29) Procedure according to any of claims 16 to 22, CHARACTERIZED in that the powder for the extemporaneous preparation of a suspension is suspended with water or other beverages and is for administration by incorporation of the suspension in the oral cavity or by Type K enteral tube. -108 or similar.

30) Procedure according to any of claims 16 to 22 or 29, CHARACTERIZED in that the powder for the extemporaneous preparation of a suspension is presented in single-dose or multi-dose units that contain indistinctly between 0.25 and 2.00 milligrams of alprazolam at the mostly amorphous state and They quickly form by simple agitation a suspension with water or another drink.

31) Process according to any of claims 14 to 30, CHARACTERIZED in that the alprazolam: ethylcellulose ratio in the composition is between 2.5: 1 and 5: 1.

32) Method according to any of claims 14 to 31, CHARACTERIZED in that the proportion at 1 to 1 in: c ro s p o v i do n a in the composition is between 0.06: 1 and 0.13: 1.

33) Method according to any of claims 15 or 17 to 28 when they depend on claim 15 or 31 or 32 when they depend on claim 15, CHARACTERIZED because the tablet has an alprazolam content of less than 0.5 mg, preferably 0, 25 mg.

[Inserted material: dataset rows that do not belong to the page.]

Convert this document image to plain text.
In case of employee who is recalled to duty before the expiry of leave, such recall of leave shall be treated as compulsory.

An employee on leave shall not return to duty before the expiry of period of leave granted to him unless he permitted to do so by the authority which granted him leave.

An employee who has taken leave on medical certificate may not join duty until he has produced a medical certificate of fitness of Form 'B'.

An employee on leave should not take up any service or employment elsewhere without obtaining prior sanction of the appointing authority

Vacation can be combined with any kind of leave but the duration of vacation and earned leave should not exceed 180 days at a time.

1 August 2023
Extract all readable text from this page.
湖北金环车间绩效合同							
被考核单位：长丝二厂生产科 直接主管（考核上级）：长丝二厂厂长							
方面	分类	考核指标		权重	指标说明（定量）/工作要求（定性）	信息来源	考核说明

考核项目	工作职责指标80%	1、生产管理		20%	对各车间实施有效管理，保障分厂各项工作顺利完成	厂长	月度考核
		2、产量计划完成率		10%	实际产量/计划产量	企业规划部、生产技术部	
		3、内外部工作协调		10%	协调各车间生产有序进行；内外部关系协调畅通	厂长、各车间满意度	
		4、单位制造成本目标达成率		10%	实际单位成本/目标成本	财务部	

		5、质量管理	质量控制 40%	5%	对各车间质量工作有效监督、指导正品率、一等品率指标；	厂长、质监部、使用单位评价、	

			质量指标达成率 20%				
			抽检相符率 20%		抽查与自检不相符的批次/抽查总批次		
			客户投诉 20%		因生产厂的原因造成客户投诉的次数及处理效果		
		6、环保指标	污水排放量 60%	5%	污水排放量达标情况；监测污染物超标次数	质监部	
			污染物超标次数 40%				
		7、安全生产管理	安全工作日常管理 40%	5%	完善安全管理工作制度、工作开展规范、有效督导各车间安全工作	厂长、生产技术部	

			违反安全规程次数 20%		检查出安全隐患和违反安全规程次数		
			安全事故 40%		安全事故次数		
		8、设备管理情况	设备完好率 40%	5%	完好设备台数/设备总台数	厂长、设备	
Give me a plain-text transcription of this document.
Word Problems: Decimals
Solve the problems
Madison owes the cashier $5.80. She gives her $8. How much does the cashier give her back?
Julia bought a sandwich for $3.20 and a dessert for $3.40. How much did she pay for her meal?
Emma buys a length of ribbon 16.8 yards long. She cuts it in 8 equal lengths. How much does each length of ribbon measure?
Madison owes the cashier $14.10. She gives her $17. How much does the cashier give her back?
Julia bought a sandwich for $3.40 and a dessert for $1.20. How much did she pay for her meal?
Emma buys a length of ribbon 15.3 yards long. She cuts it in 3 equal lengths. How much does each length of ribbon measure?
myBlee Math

34) Process according to any of claims 14 to 33, CHARACTERIZED in that the compounds incorporated in said step b) have a humidity of less than 1.5%, preferably less than 0.5%. 35) Process according to any of claims 14 to 34, CHARACTERIZED in that in said step e) said premix is dried at less than 50 ° C.

36) Process according to any of claims 14 to 35, CHARACTERIZED in that in said step e) said premix is dried until reaching a humidity lower than 1%.